The most important thing for you to do is to seek help.
It’s very hard to deal with self harm on your own. Having support & encouragement is crucial to stopping. I know it’s hard to reach out to someone, but you can find support online, from a school/college counselor, a trusted friend, family member, teacher, or a help line.
Before you talk to a friend or loved one about self harm it’s a good idea to consider how you will tell them & how you think they will react. Also consider what you hope the outcome will be – what do you hope they will do and say? If you can let someone know what they can do to help you, then it will make things easier for both of you.
It’s a good idea to have some written facts about self harm handy, so your friend can get a good understanding of your feelings & behaviour. My husband broached the subject of my self harm with his parents by leaving ‘The Scarred Soul’ in a place where they would see it. This book explains the basics of self harm and also has a section specifically for friends & family.
I tended to let people know about my self harm by showing them my poetry and letting them figure it out. Now I can see that this wasn’t the best way to go about things. Most people didn’t know what to say and didn’t know much about the seriousness of self harm. I also told a university tutor via e mail. It was easier to be honest this way, but he wasn’t an appropriate person to talk to about this.
Try to get to the root of why you self harm.
If you can understand why you hurt yourself, you’re on the way to being able to stop. It’s really important to identify the feelings, thoughts and triggers behind your behaviour. Then you can find healthier ways to deal with your feelings; you can challenge your negative thoughts and you can avoid triggers.
What are you trying to say when you hurt yourself? Are you feeling lonely, depressed, bored, angry, frustrated, spaced out, neglected, hurt, hateful, shame, anxious, scared, guilty, worried, vulnerable, threatened, violated, annoyed, unloved, desperate?
It’s helpful to write down your thoughts and feelings when you have the urge to self harm. Then when you’re feeling safer or are with your therapist, you can see which patterns and feelings reoccur. Examining the motivation behind your self harm can be very triggering, as you’re addressing the cause of your problem, rather than medicating it with self harm. So please make sure you’re safe and you have some things on hand for temporary relief, like red markers, ice, paint, soft things to throw or punch.
Lock up or throw out your blades / knives etc.
If you don’t have access to something dangerous then you’re less likely to hurt yourself. If you can’t bear to throw your sharp objects away, then lock them up and hide the key. It’s important to have a positive self-caring state of mind and ridding your home or sharp things is a good practical and symbolic step.
Write a diary.
It’s a good idea to write down your feelings on paper or online. If you can express your feelings & pain in words then you won’t need to take it out on your body.
Be creative.
When you’re feeling depressed you don’t want to do anything. But try to make the effort to do some artwork, crafts, writing, sport or reading etc. Doing something fun and creative will take your mind of your pain for a while and can be a cathartic outlet for your feelings. Creating something and being productive will also give you a reason to feel proud of your abilities.

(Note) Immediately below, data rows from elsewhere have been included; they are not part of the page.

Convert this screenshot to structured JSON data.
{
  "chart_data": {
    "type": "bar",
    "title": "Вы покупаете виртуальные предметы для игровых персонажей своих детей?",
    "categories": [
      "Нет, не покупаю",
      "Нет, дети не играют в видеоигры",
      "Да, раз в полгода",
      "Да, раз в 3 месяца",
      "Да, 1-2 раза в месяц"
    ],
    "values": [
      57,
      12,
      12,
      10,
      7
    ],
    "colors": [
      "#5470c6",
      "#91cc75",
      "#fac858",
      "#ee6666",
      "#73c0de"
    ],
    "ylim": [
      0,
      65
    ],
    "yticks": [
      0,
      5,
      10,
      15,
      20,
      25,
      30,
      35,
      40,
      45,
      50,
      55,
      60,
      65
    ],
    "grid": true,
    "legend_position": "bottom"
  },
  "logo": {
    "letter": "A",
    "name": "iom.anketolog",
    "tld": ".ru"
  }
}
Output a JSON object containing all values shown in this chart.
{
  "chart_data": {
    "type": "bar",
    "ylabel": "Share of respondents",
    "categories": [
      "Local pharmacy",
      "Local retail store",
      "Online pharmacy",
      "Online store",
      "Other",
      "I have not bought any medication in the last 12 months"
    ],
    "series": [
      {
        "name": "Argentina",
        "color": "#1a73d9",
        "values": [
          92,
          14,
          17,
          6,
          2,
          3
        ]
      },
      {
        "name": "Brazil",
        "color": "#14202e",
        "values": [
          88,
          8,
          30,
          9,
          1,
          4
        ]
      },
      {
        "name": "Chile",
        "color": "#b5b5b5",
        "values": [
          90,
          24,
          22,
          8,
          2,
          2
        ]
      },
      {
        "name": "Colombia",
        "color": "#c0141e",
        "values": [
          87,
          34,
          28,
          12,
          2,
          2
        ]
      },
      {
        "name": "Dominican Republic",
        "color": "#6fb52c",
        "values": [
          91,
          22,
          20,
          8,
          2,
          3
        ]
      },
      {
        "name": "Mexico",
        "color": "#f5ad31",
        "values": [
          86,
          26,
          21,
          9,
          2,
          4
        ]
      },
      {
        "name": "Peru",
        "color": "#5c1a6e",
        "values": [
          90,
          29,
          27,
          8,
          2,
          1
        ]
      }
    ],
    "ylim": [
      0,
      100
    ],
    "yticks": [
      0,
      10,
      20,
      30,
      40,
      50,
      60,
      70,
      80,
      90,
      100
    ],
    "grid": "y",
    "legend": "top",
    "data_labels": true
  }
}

A great example of healing through art is MildStones Creations. Caroline feels that her artwork has been essential in her healing from a traumatic childhood; she has finally found a way to give voice to a very painful past.
Have a plan for moments of weakness.
Make a list of things to do if you feel overpowered by self harming urges. Call a friend, helpline or therapist. Go for a walk or have a safe place to go to. Have a positive song to play or a creative activity to work on. Have a list of positive things to read or a tape of fun things to listen to. Have a box or bag of comforting objects to ground yourself.
When I was an exchange student in Vermont I saw a counselor who was very into ‘having a plan’. It wasn’t something I’d considered before, but having a concrete idea of what I could do if I felt bad was comforting.